Notes on the implementation of VSADD
John Strawn
20 July 1987
1. How the inner loop came to be developed
The single scalar input is pointed to by R_I2, which is never
incremented. Assuming sinp != sins ("input scalar side"), the
inner loop might look like:
do x1,pf\vsadd_\ic\loop1
move sinp:(R_I1)+N_I1,x0 sins:(R_I2),a
add x0,a a,sout:(R_O)+N_O
pf\vsadd_\ic\loop1
An alternate would be something like:
move sins:(R_I2,),a
move sinp:(R_I1)+N_I1,b
add b,a
do x1,pf\vsadd_\ic\loop2
add b,a a,sout:(R_O)+N_O
move sinp:(R_I1)+N_I1,a
pf\vsadd_\ic\loop2
which is even better because there are no sins vs sinp vs sout
conflicts.
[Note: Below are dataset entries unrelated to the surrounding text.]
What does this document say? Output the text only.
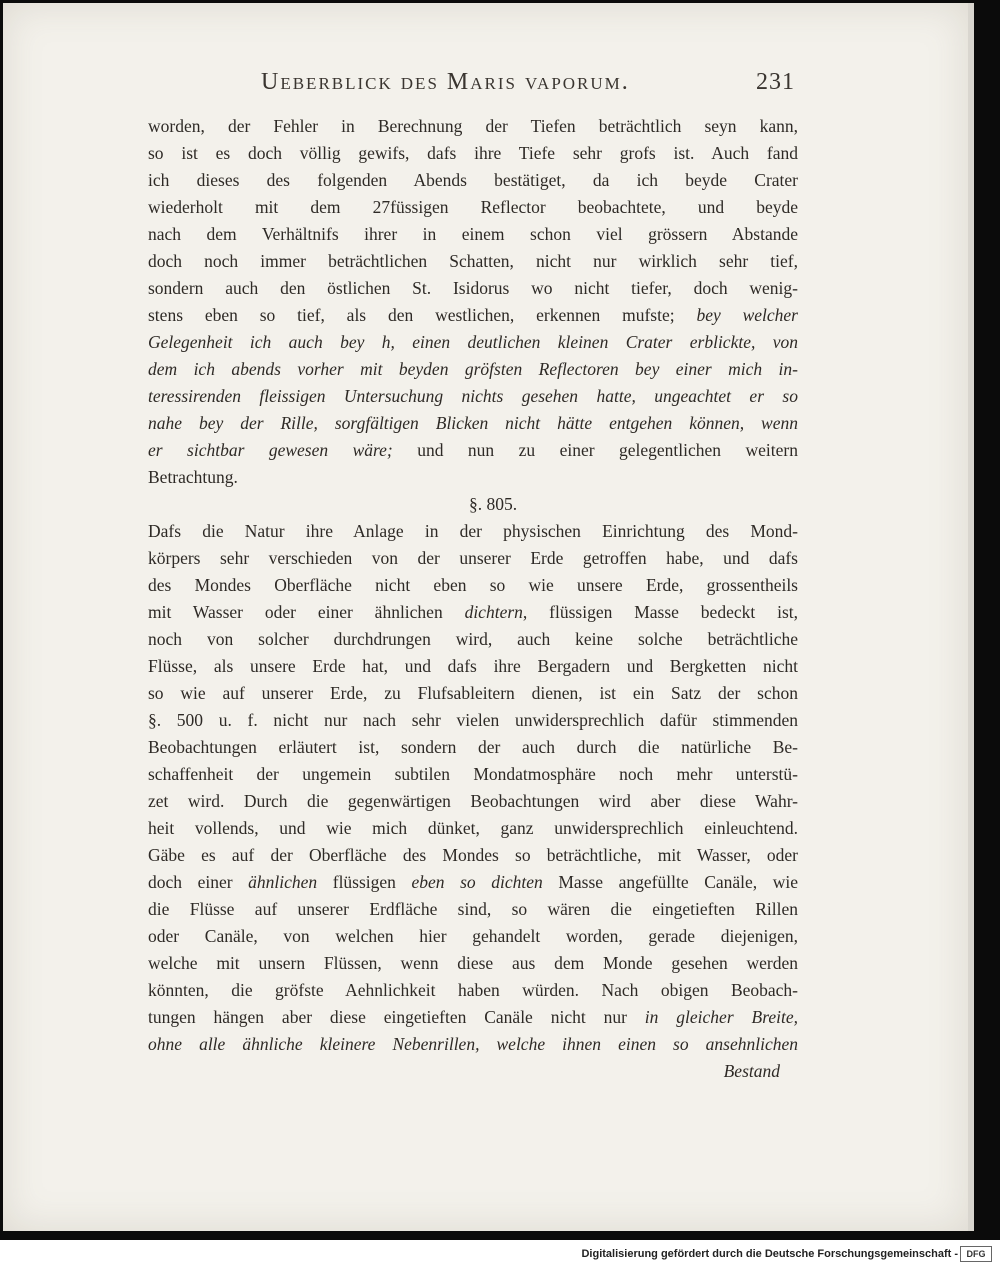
Ueberblick des Maris vaporum.	231
worden, der Fehler in Berechnung der Tiefen beträchtlich seyn kann,
so ist es doch völlig gewifs, dafs ihre Tiefe sehr grofs ist. Auch fand
ich dieses des folgenden Abends bestätiget, da ich beyde Crater
wiederholt mit dem 27füssigen Reflector beobachtete, und beyde
nach dem Verhältnifs ihrer in einem schon viel grössern Abstande
doch noch immer beträchtlichen Schatten, nicht nur wirklich sehr tief,
sondern auch den östlichen St. Isidorus wo nicht tiefer, doch wenig-
stens eben so tief, als den westlichen, erkennen mufste; bey welcher
Gelegenheit ich auch bey h, einen deutlichen kleinen Crater erblickte, von
dem ich abends vorher mit beyden gröfsten Reflectoren bey einer mich in-
teressirenden fleissigen Untersuchung nichts gesehen hatte, ungeachtet er so
nahe bey der Rille, sorgfältigen Blicken nicht hätte entgehen können, wenn
er sichtbar gewesen wäre; und nun zu einer gelegentlichen weitern
Betrachtung.
§. 805.
Dafs die Natur ihre Anlage in der physischen Einrichtung des Mond-
körpers sehr verschieden von der unserer Erde getroffen habe, und dafs
des Mondes Oberfläche nicht eben so wie unsere Erde, grossentheils
mit Wasser oder einer ähnlichen dichtern, flüssigen Masse bedeckt ist,
noch von solcher durchdrungen wird, auch keine solche beträchtliche
Flüsse, als unsere Erde hat, und dafs ihre Bergadern und Bergketten nicht
so wie auf unserer Erde, zu Flufsableitern dienen, ist ein Satz der schon
§. 500 u. f. nicht nur nach sehr vielen unwidersprechlich dafür stimmenden
Beobachtungen erläutert ist, sondern der auch durch die natürliche Be-
schaffenheit der ungemein subtilen Mondatmosphäre noch mehr unterstü-
zet wird. Durch die gegenwärtigen Beobachtungen wird aber diese Wahr-
heit vollends, und wie mich dünket, ganz unwidersprechlich einleuchtend.
Gäbe es auf der Oberfläche des Mondes so beträchtliche, mit Wasser, oder
doch einer ähnlichen flüssigen eben so dichten Masse angefüllte Canäle, wie
die Flüsse auf unserer Erdfläche sind, so wären die eingetieften Rillen
oder Canäle, von welchen hier gehandelt worden, gerade diejenigen,
welche mit unsern Flüssen, wenn diese aus dem Monde gesehen werden
könnten, die gröfste Aehnlichkeit haben würden. Nach obigen Beobach-
tungen hängen aber diese eingetieften Canäle nicht nur in gleicher Breite,
ohne alle ähnliche kleinere Nebenrillen, welche ihnen einen so ansehnlichen
Bestand
Digitalisierung gefördert durch die Deutsche Forschungsgemeinschaft - DFG
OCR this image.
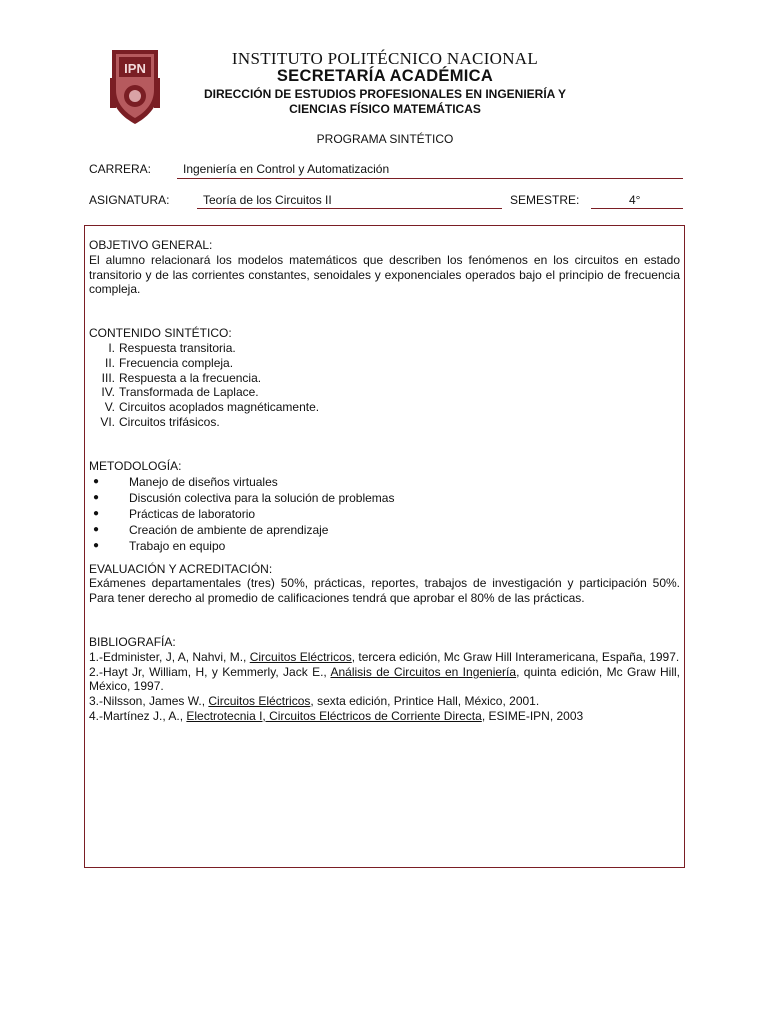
IPN
INSTITUTO POLITÉCNICO NACIONAL
SECRETARÍA ACADÉMICA
DIRECCIÓN DE ESTUDIOS PROFESIONALES EN INGENIERÍA Y
CIENCIAS FÍSICO MATEMÁTICAS
PROGRAMA SINTÉTICO
CARRERA:	Ingeniería en Control y Automatización
ASIGNATURA:	Teoría de los Circuitos II	SEMESTRE:	4°
OBJETIVO GENERAL:
El alumno relacionará los modelos matemáticos que describen los fenómenos en los circuitos en estado transitorio y de las corrientes constantes, senoidales y exponenciales operados bajo el principio de frecuencia compleja.
CONTENIDO SINTÉTICO:
I. Respuesta transitoria.
II. Frecuencia compleja.
III. Respuesta a la frecuencia.
IV. Transformada de Laplace.
V. Circuitos acoplados magnéticamente.
VI. Circuitos trifásicos.
METODOLOGÍA:
●	Manejo de diseños virtuales
●	Discusión colectiva para la solución de problemas
●	Prácticas de laboratorio
●	Creación de ambiente de aprendizaje
●	Trabajo en equipo
EVALUACIÓN Y ACREDITACIÓN:
Exámenes departamentales (tres) 50%, prácticas, reportes, trabajos de investigación y participación 50%. Para tener derecho al promedio de calificaciones tendrá que aprobar el 80% de las prácticas.
BIBLIOGRAFÍA:
1.-Edminister, J, A, Nahvi, M., Circuitos Eléctricos, tercera edición, Mc Graw Hill Interamericana, España, 1997.
2.-Hayt Jr, William, H, y Kemmerly, Jack E., Análisis de Circuitos en Ingeniería, quinta edición, Mc Graw Hill, México, 1997.
3.-Nilsson, James W., Circuitos Eléctricos, sexta edición, Printice Hall, México, 2001.
4.-Martínez J., A., Electrotecnia I, Circuitos Eléctricos de Corriente Directa, ESIME-IPN, 2003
Note that you can't fold that last move into the
second move slot in the add instruction because you'd be moving
into register a, which is what the add is writing into.
In that last example, the "add" doesn't use one of the two move
fields. Assuming sinp != sout, you can effectively "double up"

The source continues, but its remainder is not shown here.